Floriana Porta. Una verità da scoprire lentamente…

La genesi incerta dell’immaginario

Artista poliedrica e raffinatissima Floriana Porta ci conduce su strade poetiche ed emozionali di rara intensità. Ho scoperto lentamente prima le sue poesie e gli haiku, poi gli acquerelli quindi le sue foto, dove ella indaga la connessione tra immagine astratta, realtà e sentimenti. Concentrandosi su segni luminosi finalizzati a differenti approcci alla realtà; combinando con sapienza in modo eterogeneo i livelli di comprensione.

Certo come sapete bene, queste sono le pagine che piacciono a costruirecultura, perchè è con la costruzione di un’emozione che si cambia il mondo, che si rispetta di più il prossimo e si ama la vita e tutto ciò che è. I suoi haiku sono delicati come i petali e gli sguardi che dipinge.

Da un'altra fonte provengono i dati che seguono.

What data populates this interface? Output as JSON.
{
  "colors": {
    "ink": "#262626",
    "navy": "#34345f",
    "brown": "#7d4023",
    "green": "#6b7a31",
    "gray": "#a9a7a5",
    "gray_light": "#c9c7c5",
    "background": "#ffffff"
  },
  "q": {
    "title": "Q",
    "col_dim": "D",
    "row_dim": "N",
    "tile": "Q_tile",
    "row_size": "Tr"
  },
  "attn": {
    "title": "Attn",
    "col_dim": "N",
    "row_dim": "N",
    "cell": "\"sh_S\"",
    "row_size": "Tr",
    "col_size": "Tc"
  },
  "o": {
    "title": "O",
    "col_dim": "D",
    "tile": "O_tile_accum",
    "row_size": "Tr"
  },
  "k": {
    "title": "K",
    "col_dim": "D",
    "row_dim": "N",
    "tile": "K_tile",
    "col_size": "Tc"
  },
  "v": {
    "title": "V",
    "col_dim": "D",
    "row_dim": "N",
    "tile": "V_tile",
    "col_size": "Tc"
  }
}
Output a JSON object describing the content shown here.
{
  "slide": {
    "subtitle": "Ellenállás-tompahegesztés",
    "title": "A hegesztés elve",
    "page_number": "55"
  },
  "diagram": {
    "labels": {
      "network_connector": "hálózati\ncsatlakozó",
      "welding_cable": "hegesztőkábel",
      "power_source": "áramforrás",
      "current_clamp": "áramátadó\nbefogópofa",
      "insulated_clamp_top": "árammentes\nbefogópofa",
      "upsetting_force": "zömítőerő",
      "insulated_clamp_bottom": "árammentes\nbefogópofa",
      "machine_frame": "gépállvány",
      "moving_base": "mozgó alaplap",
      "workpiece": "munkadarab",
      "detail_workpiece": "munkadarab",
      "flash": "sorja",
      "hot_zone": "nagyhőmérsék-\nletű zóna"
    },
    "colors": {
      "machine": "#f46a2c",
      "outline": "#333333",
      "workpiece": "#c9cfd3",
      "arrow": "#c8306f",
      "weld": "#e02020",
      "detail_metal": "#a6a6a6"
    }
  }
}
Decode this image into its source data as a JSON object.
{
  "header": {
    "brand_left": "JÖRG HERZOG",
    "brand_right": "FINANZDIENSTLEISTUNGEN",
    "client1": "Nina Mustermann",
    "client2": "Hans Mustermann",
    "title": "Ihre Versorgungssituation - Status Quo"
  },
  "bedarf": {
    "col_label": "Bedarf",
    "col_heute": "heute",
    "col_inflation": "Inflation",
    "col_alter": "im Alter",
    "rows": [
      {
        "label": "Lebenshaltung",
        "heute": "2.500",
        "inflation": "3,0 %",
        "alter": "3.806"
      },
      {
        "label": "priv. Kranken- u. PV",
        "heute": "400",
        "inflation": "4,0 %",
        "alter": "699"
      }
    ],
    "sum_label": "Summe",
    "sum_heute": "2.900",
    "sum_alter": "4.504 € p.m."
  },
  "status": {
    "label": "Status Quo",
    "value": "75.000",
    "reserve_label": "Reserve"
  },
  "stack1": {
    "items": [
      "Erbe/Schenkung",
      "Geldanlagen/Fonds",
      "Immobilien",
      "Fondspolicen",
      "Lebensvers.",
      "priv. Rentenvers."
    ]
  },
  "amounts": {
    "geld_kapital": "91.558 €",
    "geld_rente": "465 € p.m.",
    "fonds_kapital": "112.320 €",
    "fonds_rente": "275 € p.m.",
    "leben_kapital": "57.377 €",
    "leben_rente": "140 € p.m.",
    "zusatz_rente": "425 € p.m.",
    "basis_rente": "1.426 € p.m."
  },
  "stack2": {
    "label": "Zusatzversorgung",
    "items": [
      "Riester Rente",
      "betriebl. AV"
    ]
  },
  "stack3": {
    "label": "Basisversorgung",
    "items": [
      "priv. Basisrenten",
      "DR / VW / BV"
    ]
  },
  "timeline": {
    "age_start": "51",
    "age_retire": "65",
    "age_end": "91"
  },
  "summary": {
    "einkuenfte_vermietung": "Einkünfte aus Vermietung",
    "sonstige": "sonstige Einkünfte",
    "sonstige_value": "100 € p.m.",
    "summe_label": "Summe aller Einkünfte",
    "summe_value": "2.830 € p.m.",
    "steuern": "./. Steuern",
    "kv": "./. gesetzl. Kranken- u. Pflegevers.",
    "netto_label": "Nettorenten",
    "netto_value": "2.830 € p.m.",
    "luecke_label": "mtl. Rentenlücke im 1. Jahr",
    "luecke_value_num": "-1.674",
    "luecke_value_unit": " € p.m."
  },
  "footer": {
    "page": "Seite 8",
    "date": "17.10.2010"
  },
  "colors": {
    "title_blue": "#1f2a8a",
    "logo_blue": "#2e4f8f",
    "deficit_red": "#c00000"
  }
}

La sua poesia è fotografia di un momento, una verità da scoprire lentamente, una bellezza segreta e profondissima. Questi alcuni versi dalla sua raccolta “La mia non è poesia” nei quali Floriana si presenta e traccia la rotta:

  • LA MIA NON È POESIA
    la mia non è poesia
    è una strada sterrata
    una nebbia che s’infittisce
    un incedere a tentoni
    la mia non è poesia
    è il suono del diapason
    un abito di seta
    una figura a metà cancellata
    in fondo cerco solo d’imprimere
    i miei versi sulla carta
    la mia non è poesia

Sensuali e misteriose

  • IL MIO POETARE
    ha maturato con forza
    il caldo seme del mio poetare
    involucro verbale
    nato per sorprendere e incantare
    involucro di dettagli
    rarefatti e profondamente vivi
    involucro che nasce
    da un accordo di incensi e resine
    involucro che resiste
    nel tempo immobile del presente
    non esiste confine più puro
  • L’ANIMA
    sembra solo disegnata
    l’anima, sempre legata
    all’orizzonte del ritorno,
    verso il telos della bellezza
    va a toccare il punto
    d’incontro di due eternità
    e poi di nuovo
    a fondo nella carne
  • CIÒ CHE È STATO VISSUTO
    tutto sembra tornare
    e trovare un posto
    a una sola parola
    dal tuo sguardo
    dalla prossima fioritura
    dall’argilla e dal fuoco
    e ogni tanto appare
    ciò che è stato vissuto
    terre e popoli
    in cui i vivi e i morti
    trovano la voce di chi ha accolto
    l’incarico di raccontarli

Riprendo dal suo sito alcune critiche molto interessanti:

https://florianaportablog.wordpress.com/

Sono poesie che testimoniano un’ispirazione accesa, e che rimandano a una concezione spirituale e cosmica della natura e dell’essere umano […] mi piace la filosofia che ne sta al fondo, che credo sia nutrita di misticismo orientale, della magica fusione di materia e spirito, in cui la Luce diventa la vera suprema forma di energia per ciascuna anima. La sua ricerca è nella direzione giusta, le sue immagini si sciolgono in una specie di candido bagliore psichico. Giuseppe Conte (poeta, narratore e saggista)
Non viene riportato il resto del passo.